Mereka berdua sudah berpacaran sejak di kelas dua menengah atas. Hubungan yang terjalin sudah lama dan keduanya saling mencintai.
Gelora cinta yang begitu menggebu di masa putih abu-abu, membuat keduanya merasa kekuatan cinta keduanya amat sangat besar bahkan meyakininya bahwa hubungan itu akan bertahan sampai ke jenjang pernikahan.
“Jadi, ambil jurusan dokter?” Tanya Tiara, saat berduaan bersama Edo. Keduanya memilih tempat yang sedikit sepi, sementara teman-teman yang lain berpesta di dalam cafe.
“Kayaknya jadi. Kamu?” Edo balik bertanya.

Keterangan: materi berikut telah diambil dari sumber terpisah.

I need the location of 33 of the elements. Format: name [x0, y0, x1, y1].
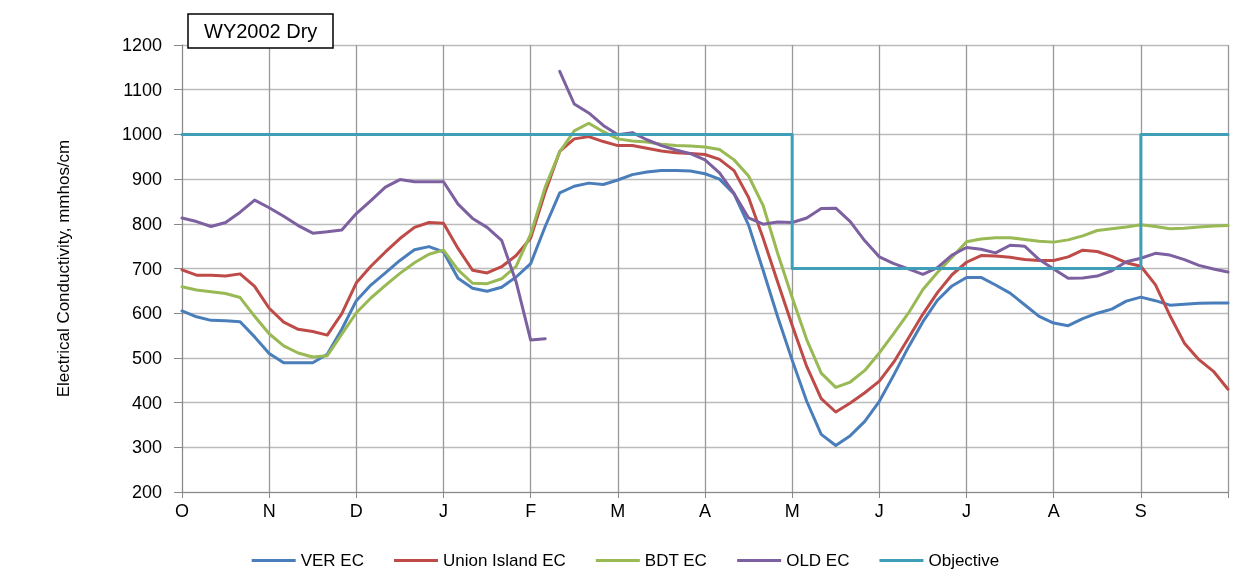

“Aku suka desain, mungkin mau ambil jurusan desainer atau desain interior, ambil salah satunya aja.”
Tiara sangat menyukai desain, dari mulai desain interior atau desain pakaian tapi ia harus memilih salah satunya.
“Kita bakal susah ketemu nanti, soalnya beda kampus.” Edo mengusap puncak kepala Tiara.

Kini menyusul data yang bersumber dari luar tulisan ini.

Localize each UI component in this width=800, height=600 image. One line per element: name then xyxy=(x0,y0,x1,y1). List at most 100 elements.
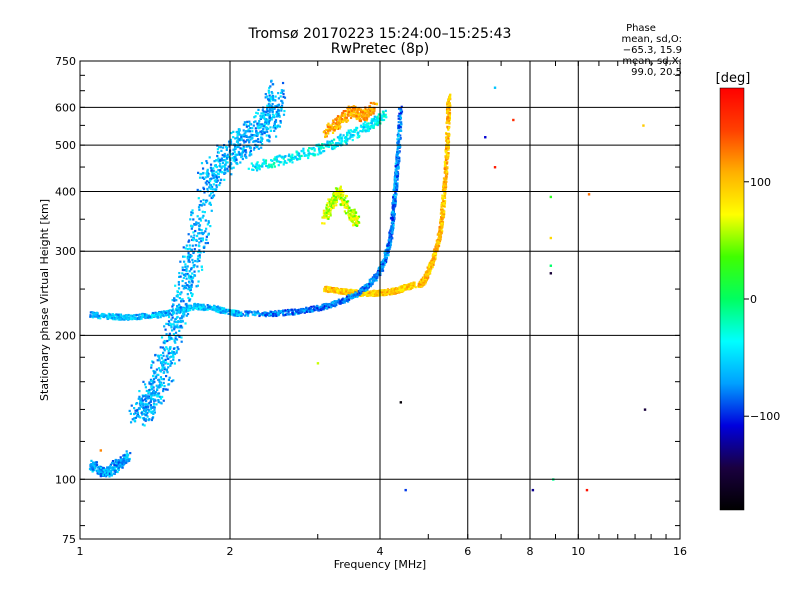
scatter-point xyxy=(350,293,353,296)
scatter-point xyxy=(448,114,451,117)
scatter-point xyxy=(140,402,143,405)
scatter-point xyxy=(162,359,165,362)
scatter-point xyxy=(105,316,108,319)
scatter-point xyxy=(157,386,161,389)
scatter-point xyxy=(376,115,379,118)
scatter-point xyxy=(347,111,351,114)
scatter-point xyxy=(245,313,248,316)
scatter-point xyxy=(197,232,200,235)
scatter-point xyxy=(446,117,449,120)
scatter-point xyxy=(256,166,259,170)
scatter-point xyxy=(400,108,403,111)
scatter-point xyxy=(133,417,136,420)
scatter-point xyxy=(297,152,301,155)
scatter-point xyxy=(207,174,210,177)
scatter-point xyxy=(340,196,343,200)
scatter-point xyxy=(387,244,391,248)
scatter-point xyxy=(206,241,210,245)
scatter-point xyxy=(119,313,122,316)
scatter-point xyxy=(349,110,352,114)
scatter-point xyxy=(150,418,153,422)
scatter-point xyxy=(239,147,242,150)
scatter-point xyxy=(348,216,351,220)
scatter-point xyxy=(142,380,145,383)
scatter-point xyxy=(362,122,365,125)
scatter-point xyxy=(204,308,207,311)
scatter-point xyxy=(133,412,136,416)
scatter-point xyxy=(319,307,322,310)
scatter-point xyxy=(399,289,402,292)
scatter-point xyxy=(173,297,176,300)
scatter-point xyxy=(272,163,275,166)
scatter-point xyxy=(208,156,211,159)
scatter-point xyxy=(260,146,263,149)
scatter-point xyxy=(173,328,176,331)
scatter-point xyxy=(174,341,177,344)
scatter-point xyxy=(208,186,211,189)
scatter-point xyxy=(334,187,338,190)
scatter-point xyxy=(202,198,205,202)
scatter-point xyxy=(163,366,166,369)
scatter-point xyxy=(128,316,131,319)
scatter-point xyxy=(269,85,272,88)
scatter-point xyxy=(357,221,360,224)
scatter-point xyxy=(232,309,235,312)
scatter-point xyxy=(237,311,240,314)
scatter-point xyxy=(387,254,390,257)
scatter-point xyxy=(446,152,449,155)
scatter-point xyxy=(421,279,425,282)
scatter-point xyxy=(396,186,399,189)
scatter-point xyxy=(447,137,450,140)
scatter-point xyxy=(201,239,204,242)
scatter-point xyxy=(442,210,446,213)
scatter-point xyxy=(211,191,214,194)
scatter-point xyxy=(392,225,395,228)
scatter-point xyxy=(379,117,382,120)
scatter-point xyxy=(255,139,258,142)
scatter-point xyxy=(440,219,443,223)
scatter-point xyxy=(130,404,133,407)
scatter-point xyxy=(354,295,358,298)
scatter-point xyxy=(438,234,441,238)
scatter-point xyxy=(224,166,227,170)
scatter-point xyxy=(271,314,275,318)
scatter-point xyxy=(357,293,361,296)
scatter-point xyxy=(351,289,355,292)
scatter-point xyxy=(348,206,351,209)
scatter-point xyxy=(320,147,323,150)
scatter-point xyxy=(143,409,146,412)
scatter-point xyxy=(303,311,306,314)
scatter-point xyxy=(176,325,179,328)
scatter-point xyxy=(347,291,350,295)
scatter-point xyxy=(172,310,175,313)
scatter-point xyxy=(261,165,264,168)
scatter-point xyxy=(325,128,328,131)
scatter-point xyxy=(196,215,199,218)
scatter-point xyxy=(315,304,319,308)
scatter-point xyxy=(448,115,451,118)
scatter-point xyxy=(376,123,379,127)
scatter-point xyxy=(373,277,376,280)
scatter-point xyxy=(366,285,369,288)
scatter-point xyxy=(371,126,374,129)
scatter-point xyxy=(236,132,239,135)
scatter-point xyxy=(187,233,190,236)
scatter-point xyxy=(241,157,244,161)
scatter-point xyxy=(440,222,443,225)
scatter-point xyxy=(193,270,196,273)
scatter-point xyxy=(425,274,428,277)
scatter-point xyxy=(131,317,134,320)
scatter-point xyxy=(224,312,227,315)
scatter-point xyxy=(327,210,330,213)
scatter-point xyxy=(329,124,332,127)
scatter-point xyxy=(182,246,185,249)
scatter-point xyxy=(317,153,320,156)
scatter-point xyxy=(155,403,158,406)
scatter-point xyxy=(198,217,201,221)
scatter-point xyxy=(187,251,190,255)
scatter-point xyxy=(410,286,413,290)
scatter-point xyxy=(153,380,156,384)
scatter-point xyxy=(394,173,397,176)
scatter-point xyxy=(347,296,351,299)
scatter-point xyxy=(171,308,175,311)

“Iya, tapi masih bisa komunikasi setiap hari, kan?”
“Bener.”
Merasa akan berpisah setelah kelulusan karena nantinya mereka akan melanjutkan pendidikan di universitas yang berbeda, keduanya pun memutuskan untuk berduaan mengobati rindu yang mungkin akan di rasakannya nanti, setelah sama-sama sibuk. Namun, mereka tidak menyadari bahwa gairah yang mulai terpancing dan sulit dikendalikan itu mulai membakar keduanya.
Mereka mencari tempat yang lebih sepi, dan dengan segala bujuk rayu Edo, Tiara pun luluh dan di malam kelulusan itu Tiara menyerahkan kehormatannya. Dua remaja yang baru saja lulus sekolah menengah pertama, tapi mereka justru mengawalinya dengan sebuah kesalahan akibat terlalu menuruti nafsu.
Keputusan yang disesali Tiara, dimana pada akhirnya ia harus menanggung semuanya sendiri. Sementara Edo bisa tetap melanjutkan pendidikannya, tapi Tiara justru tidak bisa karena setelah kejadian hari itu, ia hamil.